Text on many digital displays is designed to resemble a page in a book. This does not harness the dynamic, interactive, customisable potential of electronic screens. The current format is not designed with user experience in mind, but to be economical on space. For the visually impaired, the ‘steady-eye strategy’ is recommended, but no tool exists to achieve this. Lawyers and other professions have low productivity in reading-based tasks. The paragraph format does not fit well on small screens.

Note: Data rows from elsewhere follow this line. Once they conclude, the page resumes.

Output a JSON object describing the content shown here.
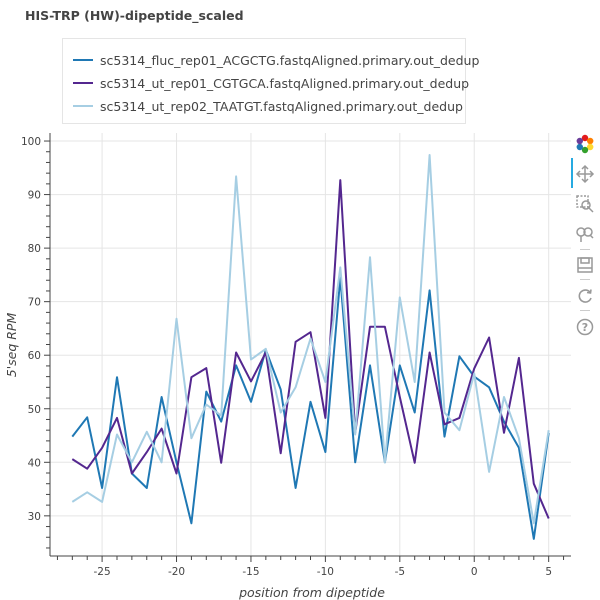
{
  "chart_data": {
    "type": "line",
    "title": "HIS-TRP (HW)-dipeptide_scaled",
    "xlabel": "position from dipeptide",
    "ylabel": "5'seq RPM",
    "xlim": [
      -28.5,
      6.5
    ],
    "ylim": [
      22.5,
      101.5
    ],
    "x_ticks": [
      -25,
      -20,
      -15,
      -10,
      -5,
      0,
      5
    ],
    "y_ticks": [
      30,
      40,
      50,
      60,
      70,
      80,
      90,
      100
    ],
    "grid": true,
    "legend_position": "top-left",
    "x": [
      -27,
      -26,
      -25,
      -24,
      -23,
      -22,
      -21,
      -20,
      -19,
      -18,
      -17,
      -16,
      -15,
      -14,
      -13,
      -12,
      -11,
      -10,
      -9,
      -8,
      -7,
      -6,
      -5,
      -4,
      -3,
      -2,
      -1,
      0,
      1,
      2,
      3,
      4,
      5
    ],
    "series": [
      {
        "name": "sc5314_fluc_rep01_ACGCTG.fastqAligned.primary.out_dedup",
        "color": "#1f78b4",
        "values": [
          44.8,
          48.4,
          35.2,
          55.9,
          37.9,
          35.2,
          52.2,
          40.0,
          28.6,
          53.2,
          47.6,
          58.1,
          51.3,
          61.0,
          53.6,
          35.2,
          51.3,
          41.9,
          74.5,
          40.0,
          58.1,
          40.0,
          58.1,
          49.3,
          72.1,
          44.8,
          59.8,
          56.0,
          54.0,
          47.6,
          42.7,
          25.7,
          45.5
        ]
      },
      {
        "name": "sc5314_ut_rep01_CGTGCA.fastqAligned.primary.out_dedup",
        "color": "#54278f",
        "values": [
          40.6,
          38.8,
          42.7,
          48.3,
          37.9,
          41.9,
          46.3,
          37.9,
          55.9,
          57.6,
          39.9,
          60.5,
          55.1,
          60.5,
          41.7,
          62.5,
          64.3,
          48.3,
          92.7,
          45.5,
          65.3,
          65.3,
          52.2,
          39.9,
          60.5,
          47.1,
          48.3,
          57.5,
          63.3,
          45.5,
          59.5,
          36.0,
          29.5
        ]
      },
      {
        "name": "sc5314_ut_rep02_TAATGT.fastqAligned.primary.out_dedup",
        "color": "#a6cee3",
        "values": [
          32.6,
          34.4,
          32.6,
          45.2,
          40.0,
          45.7,
          40.0,
          66.8,
          44.5,
          50.8,
          48.7,
          93.4,
          59.2,
          61.2,
          49.3,
          54.0,
          63.1,
          55.0,
          76.4,
          45.2,
          78.3,
          40.0,
          70.8,
          55.0,
          97.4,
          49.3,
          46.0,
          56.6,
          38.2,
          52.2,
          44.5,
          28.6,
          46.0
        ]
      }
    ]
  },
  "toolbar": {
    "icons": [
      "bokeh-logo-icon",
      "pan-icon",
      "box-zoom-icon",
      "wheel-zoom-icon",
      "save-icon",
      "reset-icon",
      "help-icon"
    ]
  }
}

Predictive text allows machines to take on some of the burden of writing, by using predictable patterns in writing. BrightPage Tech is offering predictive text for reading. Like writing, there are patterns in the process of reading that can be predicted, allowing the machine to lighten the reader’s load.
When reading a line of text, our eyes do not move in a smooth, continuous movement; rather they move in a series of short, rapid jumps (saccades) and fixations. BrightPage’s core innovation is to make the text on the screen mimic these movements. Using a bank of eye tracking data, eye movements have been reverse engineered into an algorithm that takes any English text and presents it dynamically to optimise it for reading. The reader can relax and allow the electronic display device to do the hard work.
The first product in development aims to help some of the 285 million blind and partially sighted people worldwide. It enables them to use the ‘steady-eye strategy’, recommended when reading eccentrically. It is the only tool that targets this. Further products will target reading from small displays, speeding up reading-based tasks and immersive eBooks, with the company aiming to take advantage of the LegalTech AI market, which is growing at 36% annually.
BrightPage is currently validating the product market fit and making use of its partnerships with the Royal Academy of Engineering and Innovate UK.